Japanese life insurer Dai-ichi Life Insurance Company is set to strengthen its global diversification through a planned acquisition of a 15% stake in UK-based asset manager M&G plc, according to Fitch Ratings.
Announced on May 30, 2025, the deal is expected to positively impact Dai-ichi Life’s credit profile over the medium term, driven by M&G’s robust international investment capabilities, including exposure to non-traditional assets. The acquisition aims to enhance Dai-ichi Life’s international investment portfolio and broaden its global reach. However, the transaction remains subject to regulatory approval in both Japan and the UK.
Fitch anticipates only a minimal and manageable impact on Dai-ichi Life’s capital adequacy and financial leverage. The purchase price of approximately JPY 160 billion (about $1.1 billion) is considered modest relative to Dai-ichi Life’s consolidated net assets of JPY 3,470 billion and cash reserves of JPY 2,456 billion as of March 2025. The insurer’s economic solvency ratio (ESR) is projected to decline slightly from 210% post-acquisition.
Dai-ichi Life plans to account for M&G as an affiliated company using the equity method. Fitch estimates the stake acquisition could increase Dai-ichi Life’s consolidated adjusted profit by around JPY 15 billion annually, compared to a total consolidated profit of JPY 440 billion for the fiscal year ending March 2025. Additionally, Dai-ichi Life intends to delegate $3 billion of its investment assets to M&G, aiming to boost investment diversification and achieve higher returns.

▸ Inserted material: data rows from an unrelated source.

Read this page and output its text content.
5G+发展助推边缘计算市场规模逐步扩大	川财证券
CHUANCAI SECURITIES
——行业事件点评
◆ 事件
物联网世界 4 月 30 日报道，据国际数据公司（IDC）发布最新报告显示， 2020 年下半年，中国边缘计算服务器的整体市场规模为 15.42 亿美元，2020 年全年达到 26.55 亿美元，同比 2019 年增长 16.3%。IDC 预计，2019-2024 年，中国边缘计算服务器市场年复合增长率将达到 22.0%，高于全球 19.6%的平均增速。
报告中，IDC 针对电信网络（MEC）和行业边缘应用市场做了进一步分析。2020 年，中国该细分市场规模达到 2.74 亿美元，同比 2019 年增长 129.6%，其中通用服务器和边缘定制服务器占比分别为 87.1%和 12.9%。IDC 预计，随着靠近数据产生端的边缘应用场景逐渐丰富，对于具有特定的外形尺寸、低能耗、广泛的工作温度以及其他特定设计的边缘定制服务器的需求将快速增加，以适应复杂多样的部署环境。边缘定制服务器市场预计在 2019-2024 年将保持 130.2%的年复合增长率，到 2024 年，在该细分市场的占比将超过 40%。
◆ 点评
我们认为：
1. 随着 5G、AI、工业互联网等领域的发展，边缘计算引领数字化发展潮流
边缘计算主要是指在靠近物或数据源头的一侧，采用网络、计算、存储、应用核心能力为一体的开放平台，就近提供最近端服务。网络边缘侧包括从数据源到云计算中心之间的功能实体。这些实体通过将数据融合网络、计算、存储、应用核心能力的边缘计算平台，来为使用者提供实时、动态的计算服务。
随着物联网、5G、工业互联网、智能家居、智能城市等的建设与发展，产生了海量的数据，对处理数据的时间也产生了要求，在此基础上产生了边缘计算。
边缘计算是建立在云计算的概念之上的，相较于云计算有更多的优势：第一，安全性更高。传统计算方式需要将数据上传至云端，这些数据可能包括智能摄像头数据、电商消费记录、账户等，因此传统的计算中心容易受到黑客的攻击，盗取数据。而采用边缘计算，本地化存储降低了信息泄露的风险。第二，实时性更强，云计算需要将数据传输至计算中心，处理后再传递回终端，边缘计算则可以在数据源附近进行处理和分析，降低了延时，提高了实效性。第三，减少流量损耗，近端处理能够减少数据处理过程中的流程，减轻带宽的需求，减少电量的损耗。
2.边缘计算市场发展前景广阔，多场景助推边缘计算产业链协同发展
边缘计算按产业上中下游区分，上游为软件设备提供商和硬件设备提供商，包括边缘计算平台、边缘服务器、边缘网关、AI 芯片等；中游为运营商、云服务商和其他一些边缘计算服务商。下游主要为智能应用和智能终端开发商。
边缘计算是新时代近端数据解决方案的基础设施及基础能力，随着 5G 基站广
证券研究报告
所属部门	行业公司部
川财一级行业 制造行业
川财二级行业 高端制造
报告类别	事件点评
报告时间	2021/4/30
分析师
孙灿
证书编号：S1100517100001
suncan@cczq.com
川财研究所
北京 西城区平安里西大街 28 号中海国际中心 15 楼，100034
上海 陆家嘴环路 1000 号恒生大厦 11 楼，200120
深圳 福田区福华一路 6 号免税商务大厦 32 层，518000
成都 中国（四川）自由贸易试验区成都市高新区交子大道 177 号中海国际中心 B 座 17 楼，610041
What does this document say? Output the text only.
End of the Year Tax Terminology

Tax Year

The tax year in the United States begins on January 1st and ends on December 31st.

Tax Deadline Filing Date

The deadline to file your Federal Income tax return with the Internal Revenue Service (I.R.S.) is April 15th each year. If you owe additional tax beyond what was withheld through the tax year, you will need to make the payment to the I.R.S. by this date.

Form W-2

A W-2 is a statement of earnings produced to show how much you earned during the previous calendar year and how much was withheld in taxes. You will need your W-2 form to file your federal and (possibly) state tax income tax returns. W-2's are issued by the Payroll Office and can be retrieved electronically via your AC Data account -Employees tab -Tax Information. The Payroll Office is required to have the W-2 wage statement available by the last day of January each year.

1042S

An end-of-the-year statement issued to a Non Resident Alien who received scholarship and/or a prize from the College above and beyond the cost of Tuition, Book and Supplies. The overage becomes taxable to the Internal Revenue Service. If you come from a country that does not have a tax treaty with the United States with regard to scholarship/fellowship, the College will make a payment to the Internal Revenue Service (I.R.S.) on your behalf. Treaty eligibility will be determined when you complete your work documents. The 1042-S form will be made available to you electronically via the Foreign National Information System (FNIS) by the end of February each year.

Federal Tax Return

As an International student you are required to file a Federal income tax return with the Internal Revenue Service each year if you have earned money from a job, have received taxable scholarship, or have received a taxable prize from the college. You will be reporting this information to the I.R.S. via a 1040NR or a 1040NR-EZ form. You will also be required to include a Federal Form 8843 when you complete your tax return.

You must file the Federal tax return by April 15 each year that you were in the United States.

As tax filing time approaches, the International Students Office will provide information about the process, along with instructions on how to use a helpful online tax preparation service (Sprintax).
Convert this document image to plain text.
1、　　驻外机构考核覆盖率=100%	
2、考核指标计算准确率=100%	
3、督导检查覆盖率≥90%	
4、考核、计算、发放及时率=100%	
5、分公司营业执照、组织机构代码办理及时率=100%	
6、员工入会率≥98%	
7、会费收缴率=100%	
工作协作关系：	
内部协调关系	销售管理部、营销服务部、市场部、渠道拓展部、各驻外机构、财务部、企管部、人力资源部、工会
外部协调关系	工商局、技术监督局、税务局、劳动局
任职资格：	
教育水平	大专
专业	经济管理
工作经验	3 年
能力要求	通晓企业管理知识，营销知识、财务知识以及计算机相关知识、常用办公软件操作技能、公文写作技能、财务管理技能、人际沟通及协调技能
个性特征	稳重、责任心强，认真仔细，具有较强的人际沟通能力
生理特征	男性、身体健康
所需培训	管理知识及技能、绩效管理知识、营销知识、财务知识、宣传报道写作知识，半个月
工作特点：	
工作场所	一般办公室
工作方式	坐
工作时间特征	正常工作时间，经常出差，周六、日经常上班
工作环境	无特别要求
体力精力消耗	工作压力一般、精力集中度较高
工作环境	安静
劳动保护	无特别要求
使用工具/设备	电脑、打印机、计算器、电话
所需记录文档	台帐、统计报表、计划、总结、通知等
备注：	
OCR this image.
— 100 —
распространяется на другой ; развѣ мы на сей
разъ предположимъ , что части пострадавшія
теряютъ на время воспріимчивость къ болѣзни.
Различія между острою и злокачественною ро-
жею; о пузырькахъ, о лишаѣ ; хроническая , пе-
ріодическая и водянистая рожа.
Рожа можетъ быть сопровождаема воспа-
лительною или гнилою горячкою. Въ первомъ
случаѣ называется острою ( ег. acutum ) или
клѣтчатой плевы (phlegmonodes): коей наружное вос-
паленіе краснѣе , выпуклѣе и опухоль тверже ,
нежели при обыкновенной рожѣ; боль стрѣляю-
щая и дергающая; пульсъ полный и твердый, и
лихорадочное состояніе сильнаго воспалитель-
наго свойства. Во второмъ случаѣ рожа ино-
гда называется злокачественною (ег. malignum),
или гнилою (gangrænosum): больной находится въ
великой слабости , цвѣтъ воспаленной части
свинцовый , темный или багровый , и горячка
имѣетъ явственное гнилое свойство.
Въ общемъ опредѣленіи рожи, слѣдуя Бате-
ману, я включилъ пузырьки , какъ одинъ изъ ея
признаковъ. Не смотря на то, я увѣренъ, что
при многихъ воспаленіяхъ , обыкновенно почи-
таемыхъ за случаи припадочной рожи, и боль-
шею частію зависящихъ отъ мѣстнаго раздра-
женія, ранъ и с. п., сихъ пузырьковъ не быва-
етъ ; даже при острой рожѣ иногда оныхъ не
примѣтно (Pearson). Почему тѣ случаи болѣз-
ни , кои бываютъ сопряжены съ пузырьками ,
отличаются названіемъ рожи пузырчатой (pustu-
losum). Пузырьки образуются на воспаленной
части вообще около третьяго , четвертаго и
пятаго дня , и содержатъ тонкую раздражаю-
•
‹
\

While the partnership is expected to have a neutral effect on M&G’s ratings in the short to medium term, it supports M&G’s strategy to expand its international presence, especially in Asia and Europe. The collaboration is projected to drive at least $6 billion in new business flows into M&G-managed funds over the next five years.
Dai-ichi Life’s strong ratings reflect its leading position in the Japanese life insurance market, its diverse international insurance portfolio, a sustainable positive investment spread, and ongoing efforts to mitigate financial market risks.